Philip Gooden has crafted an engaging British mystery with The Salisbury Manuscript that is notable for its delightful pairing of protagonists Tom Ansell and fiancée Helen Scott. Set in 1873, the story revolves around Tom's lawyerly travel to the city of Salisbury. His assignment is to meet with Felix Slater and collect a family manuscript of sensitive nature and transport it to his firm's offices in London. The task is so benign that Tom struggles to understand why it even exists. (What could be so awful that the manuscript has to leave the city?) Shortly after arriving in Salisbury, however, he makes a few odd introductions with the Slater family and begins to doubt that everyone is being honest with him. Then the bodies start dropping like flies, and Tom is unfortunately found front and center with blood on his hands. That's when figuring out just why the manuscript matters and what the real truth is becomes a whole lot more significant.

The Salisbury Manuscript is all about red herrings. Everyone Tom meets points him in a different direction, and they all have something to hide.
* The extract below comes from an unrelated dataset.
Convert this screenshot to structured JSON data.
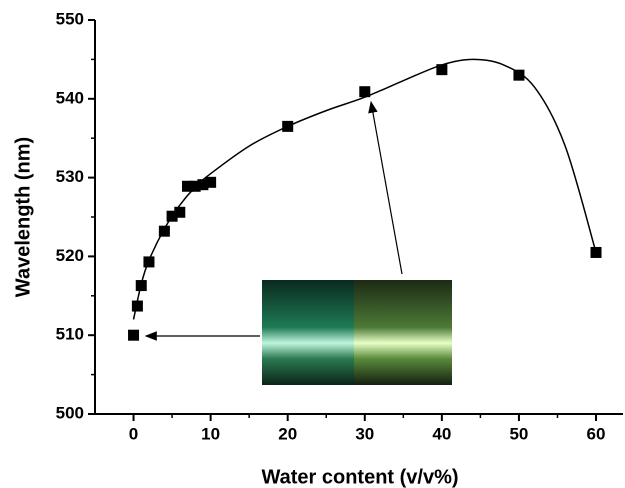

Even though the story takes place in various locations, it reads very much like a drawing room mystery; everyone does have something to hide, but some of their secrets are more innocuous than others. I liked that Gooden went out of his way to make these secondary characters three-dimensional and give them all some personal back story of their own. One of them in particular, Henry Cathcart, is presented as a town leader with a surprising connection to Tom and a touching relationship with his invalid wife. I thought I had Cathcart pegged as a bit of a fool, but Gooden is clearly not satisfied with such an easy dismissal; he makes Cathcart someone the reader cares about, and his involvement in the plot thus becomes that much more significant. It's a neat trick and a valuable one that elevates the mystery above others in the genre.

As likeable as Tom is, though, and as much as the reader will want to follow his exploits, it is the relationship between Tom and Helen that truly makes the story sing. Although they are not quite in Peter Wimsey/Harriet Vane territory, it is clear by the final pages that they are well on their way. Helen is an aspiring writer who likes to read sensationalist novels and spy on her neighbors in a Rear Window fashion. She's more adventurous than Tom, and her attraction to him makes the rather staid lawyer much more interesting. Tom seems destined to an unremarkable career, but Helen is certainly not interested in anything so ordinary. When she arrives in Salisbury to visit Tom in jail, she is like a force of nature, and he immediately resolves to solve the crime. Helen is, for lack of a better word, spunky as all get out, and along with Tom she follows all the trails, questions all the suspects, and peers in all the very dark corners. By novel's end the villain is revealed, the mystery uncovered, and the manuscript, with all of its secrets, safe at last. And Helen and Tom are well on their way to a life of crime solving—or at least I hope they are because they really are a lot of fun to spend a fall evening with.